Mille volte mi svegliai di notte credendo che Giannino mi avesse trovato. Mille volte mi svegliai sognando cadaveri con la bocca spalancata e gli occhi fuori dalle orbite. Mille volte pregai di morire, desiderai non essere mai nato. E per tutti i cinque lunghi anni in cui rimasi in carcere, ogni volta che sembrava esserci una qualunque anche vaga possibilità di uscire, a un tratto diventavo aggressivo. Insultavo le guardie, prendevo a pugni il compagno di cella per una parola. Così regolarmente il tribunale di sorveglianza respingeva la richiesta di scarcerazione, io andavo in escandescenze e mi sentivo lasciato solo e tradito, ma la volta dopo mi comportavo allo stesso modo. Perché non sapevo se avrei avuto il coraggio di affrontare la vita fuori. Abituarmi a uno stipendio per me da fame, e spesso in ritardo, a quanto mi dicevano. La perdita della mia identità, dei miei luoghi. La paura. Gli incubi. Il carcere era un luogo relativamente protetto.

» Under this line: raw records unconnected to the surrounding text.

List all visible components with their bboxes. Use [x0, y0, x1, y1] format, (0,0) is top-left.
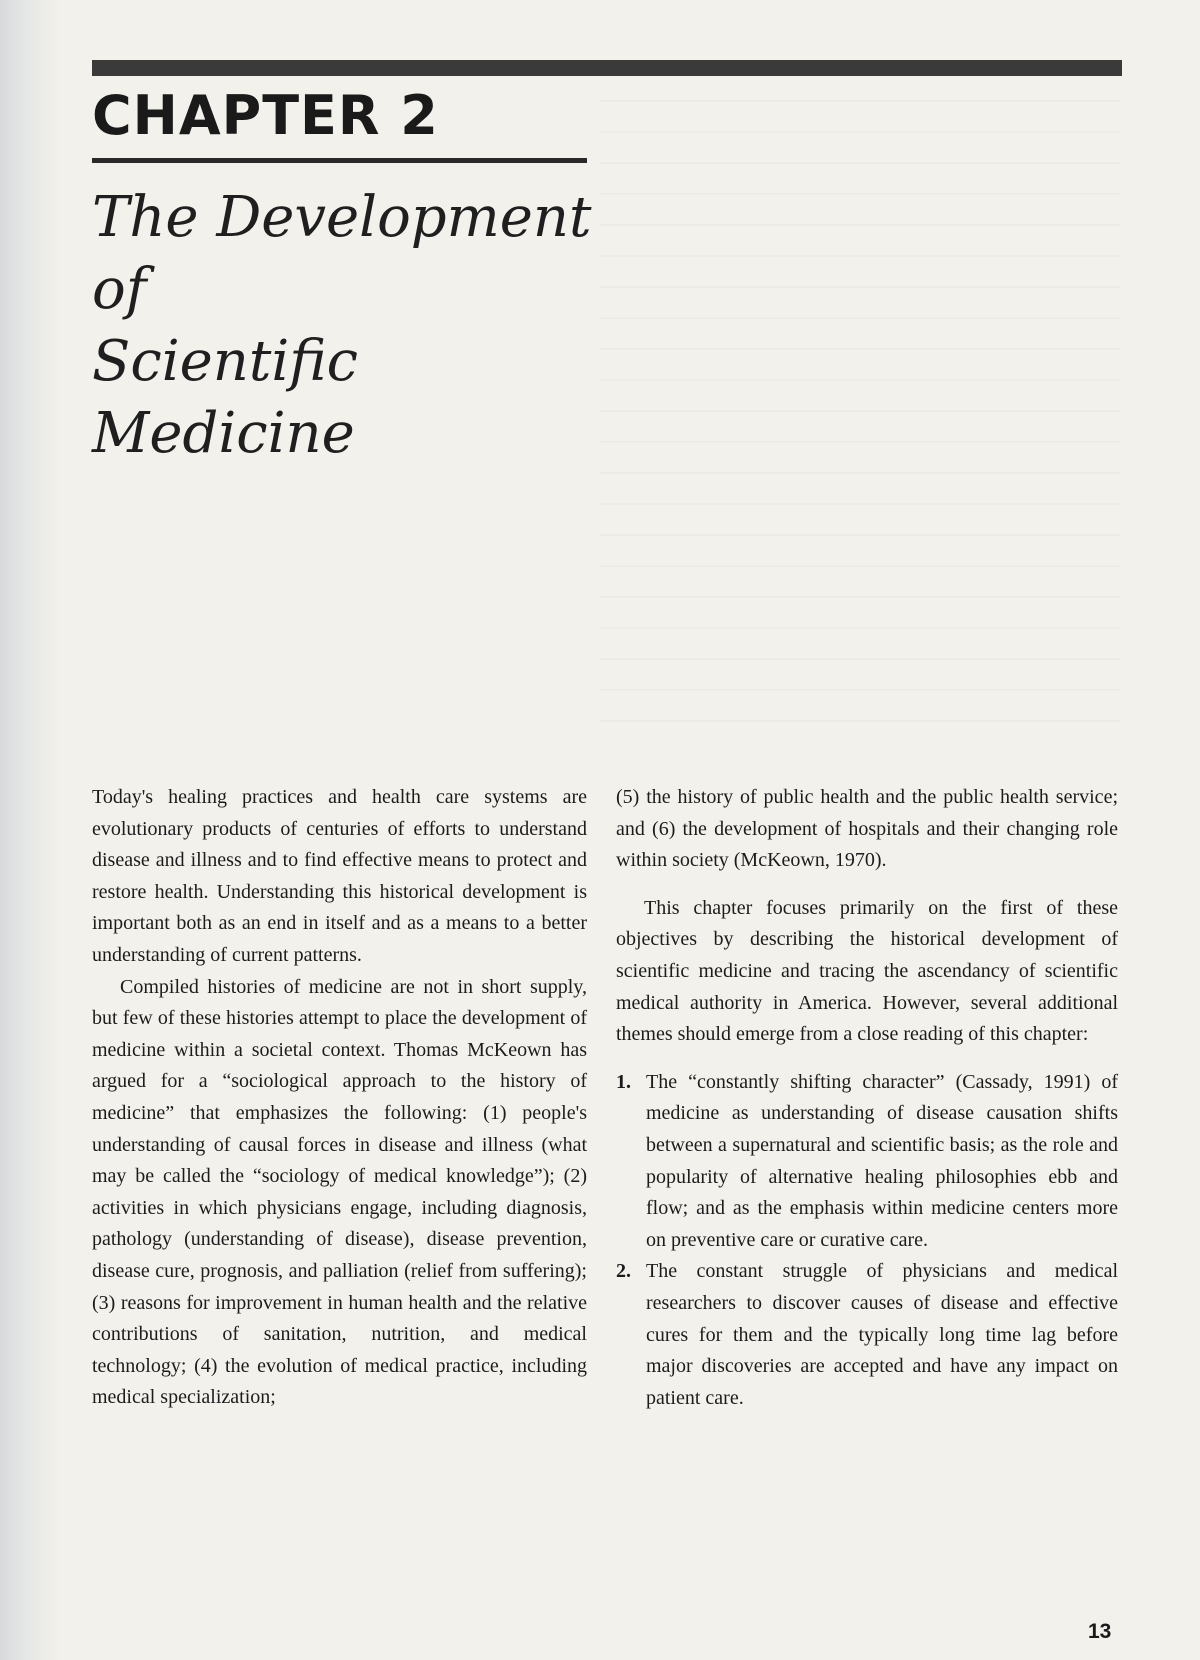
chapter-title-line-1: The Development of	[92, 185, 592, 322]
left-column	[92, 782, 587, 1414]
list-item-text: The “constantly shifting character” (Cassady, 1991) of medicine as understanding of disease causation shifts between a supernatural and scientific basis; as the role and popularity of alternative healing philosophies ebb and flow; and as the emphasis within medicine centers more on preventive care or curative care.	[646, 1070, 1118, 1251]
intro-paragraph: Today's healing practices and health care systems are evolutionary products of centuries of efforts to understand disease and illness and to find effective means to protect and restore health. Understanding this historical development is important both as an end in itself and as a means to a better understanding of current patterns.	[92, 786, 587, 966]
list-item-text: The constant struggle of physicians and medical researchers to discover causes of disease and effective cures for them and the typically long time lag before major discoveries are accepted and have any impact on patient care.	[646, 1260, 1118, 1409]
page-edge-shadow	[0, 0, 60, 1660]
list-item	[616, 1067, 1118, 1257]
show-through-texture	[600, 100, 1120, 740]
themes-list	[616, 1067, 1118, 1415]
continuation-paragraph: (5) the history of public health and the public health service; and (6) the development of hospitals and their changing role within society (McKeown, 1970).	[616, 786, 1118, 872]
chapter-focus-paragraph: This chapter focuses primarily on the first of these objectives by describing the historical development of scientific medicine and tracing the ascendancy of scientific medical authority in America. However, several additional themes should emerge from a close reading of this chapter:	[616, 896, 1118, 1046]
chapter-title	[92, 182, 612, 470]
right-column	[616, 782, 1118, 1414]
chapter-label: CHAPTER 2	[92, 84, 439, 147]
mckeown-paragraph: Compiled histories of medicine are not in short supply, but few of these histories attempt to place the development of medicine within a societal context. Thomas McKeown has argued for a “sociological approach to the history of medicine” that emphasizes the following: (1) people's understanding of causal forces in disease and illness (what may be called the “sociology of medical knowledge”); (2) activities in which physicians engage, including diagnosis, pathology (understanding of disease), disease prevention, disease cure, prognosis, and palliation (relief from suffering); (3) reasons for improvement in human health and the relative contributions of sanitation, nutrition, and medical technology; (4) the evolution of medical practice, including medical specialization;	[92, 975, 587, 1409]
header-rule	[92, 60, 1122, 76]
list-item	[616, 1256, 1118, 1414]
page-number: 13	[1088, 1620, 1112, 1643]
list-item-number: 2.	[616, 1260, 631, 1283]
title-rule	[92, 158, 587, 163]
chapter-title-line-2: Scientific Medicine	[92, 329, 358, 466]
list-item-number: 1.	[616, 1070, 631, 1093]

Ricordo il pezzo di mondo che si vedeva dalla finestra della cella. Un pezzo molto piccolo. Strada, angolo di una casa, facciata di un’altra casa, mezzo albero. E ricordo parola per parola quello che dissi alla psicologa, in uno degli ultimi colloqui prima che finalmente mi permettessi di uscire da lì.
“Darei la vita perché ci fosse Dio. Che la frase è assurda me ne rendo conto benissimo anch’io. Ma ho una paura fottuta e un pezzo di me scompare per sempre ogni volta che parlo, ogni volta che faccio un pezzetto di strada. Un pezzettino della mia vita di meno. Stanno diventando tanti, troppi quei pezzi di vita persa per cercare di ritrovare un senso. Un senso per chi? Se questa è l’unica vita che abbiamo, chi diavolo se ne importa quanto è lunga, e quanto male possiamo fare, e quanto male possono farci. Dopo finisce, kaputt, cancellato.
Se non c’è Dio, per chi dovrei tornare ad avere una coscienza? Perché dovrei sentirmi vivo di più adesso, più di quando giocavo con la vita e la fottevo ogni giorno, e non c’erano finestre da abbracciare questo pezzo di strada, non c’era fuoco che bruciasse abbastanza forte da incendiarmi il cuore, non c’erano occhi abbastanza grandi per voltarsi mai a guardare indietro?”
Forse neanche oggi so rispondere a quelle domande. Il senso non l’ho mai trovato, e non so perché mi sento vivo. Eppure oggi sono qui. Qui nel negozio dove lavoro, dove tutti i giorni le persone passano, comprano e mi salutano, come se fossi una persona normale. Dove ogni tanto una donna entrando o uscendo mi sorride e io mi chiedo se un giorno mi permetterò di avere bisogno di qualcuno. Ho capito che posso essere un uomo senza essere un santo, un eroe o un assassino.
Ho ancora gli incubi qualche volta. Ma non ho più paura del buio e del silenzio.